Emma HornickAssistant Research Scientist (Recent change, formally a Postdoctoral Research Scholar)
Email: emma-hornick@uiowa.edu

Lab: Gail Bishop, PhD

 

Research Summary

The Bishop Laboratory studies lymphocyte signaling with a special interest in the adapter molecule TNF Receptor Associated Factor 3 (TRAF3). TRAF3 regulates signaling through many receptors, including the B and T cell antigen receptors, TLRs, and multiple cytokine receptors. Interestingly, TRAF3 has different effects at different receptors within the same cell, and the same receptor among different cells; its activity is highly context-dependent. I have been fortunate to work on TRAF3 in both B and T lymphocytes.  

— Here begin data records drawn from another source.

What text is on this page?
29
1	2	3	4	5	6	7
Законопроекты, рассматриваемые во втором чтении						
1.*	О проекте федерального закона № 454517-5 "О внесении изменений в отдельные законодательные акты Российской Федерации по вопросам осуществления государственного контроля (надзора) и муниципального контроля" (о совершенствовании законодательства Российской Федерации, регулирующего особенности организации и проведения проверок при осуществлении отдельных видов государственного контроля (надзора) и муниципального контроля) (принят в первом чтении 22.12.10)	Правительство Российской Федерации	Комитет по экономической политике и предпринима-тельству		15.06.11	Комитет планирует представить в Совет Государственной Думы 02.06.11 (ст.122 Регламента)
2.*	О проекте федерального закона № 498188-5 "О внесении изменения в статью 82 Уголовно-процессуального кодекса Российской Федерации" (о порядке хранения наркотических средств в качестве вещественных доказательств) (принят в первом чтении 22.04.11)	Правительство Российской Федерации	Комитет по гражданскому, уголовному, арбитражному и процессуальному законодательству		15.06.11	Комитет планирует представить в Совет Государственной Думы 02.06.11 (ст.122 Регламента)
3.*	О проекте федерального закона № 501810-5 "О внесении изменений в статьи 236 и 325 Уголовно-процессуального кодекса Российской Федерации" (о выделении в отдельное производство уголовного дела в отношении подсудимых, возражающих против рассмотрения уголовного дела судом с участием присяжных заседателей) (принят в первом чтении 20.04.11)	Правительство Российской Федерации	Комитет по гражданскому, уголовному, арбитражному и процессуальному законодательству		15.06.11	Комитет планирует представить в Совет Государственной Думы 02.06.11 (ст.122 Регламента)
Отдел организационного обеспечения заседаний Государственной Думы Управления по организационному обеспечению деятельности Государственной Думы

In T lymphocytes, TRAF3 promotes robust signaling through the T cell receptor; TRAF3-deficient T cells exhibit reduced survival and effector function. In contrast, TRAF3 restrains signaling through the IL-2 receptor in thymic T regulatory cell precursors. My first project was investigation of the role of TRAF3 in T cell type I interferon signaling. I found that TRAF3 interferes with recruitment of the negative regulatory phosphatase, PTPN22, to the type I interferon receptor (IFNAR) complex, thereby potentiating IFNAR signaling. I am currently working to understand how TRAF3 regulates T cell cytokine receptor signaling, particularly as it applies to T helper subset differentiation.  

B cells lacking TRAF3 display dysregulated signaling through several receptors; one of the most prominent phenotypes is their enhanced homeostatic survival. A significant proportion of mice with a B cell-specific TRAF3 deficiency (B-Traf3-/- mice) develop B cell lymphomas as they age, and loss-of-function mutations or deletions in TRAF3 have been found in human B cell malignancies. Very early in life, B-Traf3-/- mice begin to develop manifestations of autoimmune disease, including autoantibodies and immune complex deposition in the kidneys, though the mice appear healthy and behave normally. Our laboratory has already done substantial work describing TRAF3's regulation of pathways increasing autoimmune disease and B lymphoma susceptibility, my projects are focused on furthering our understanding of and preventing these diseases. We recently showed that in B cell lymphoma cell lines, the abundance of TRAF3 protein predicts the susceptibility of these cell lines to inhibition of GSK3, an multi-functional kinase that affects cell growth, survival, and B cell effector function. Our findings have important implications for a GSK3 inhibitor currently in clinical trials for its ability to treat B cell lymphomas. Our work on TRAF3 has also taken on increased importance with the recent description of multiple families with different heterozygous loss-of-function mutations in TRAF3. The clinical features of "TRAF3 haploinsufficiency" are very similar to phenotypes of B and T cell-specific TRAF3 mice, highlighting the human relevance of this work.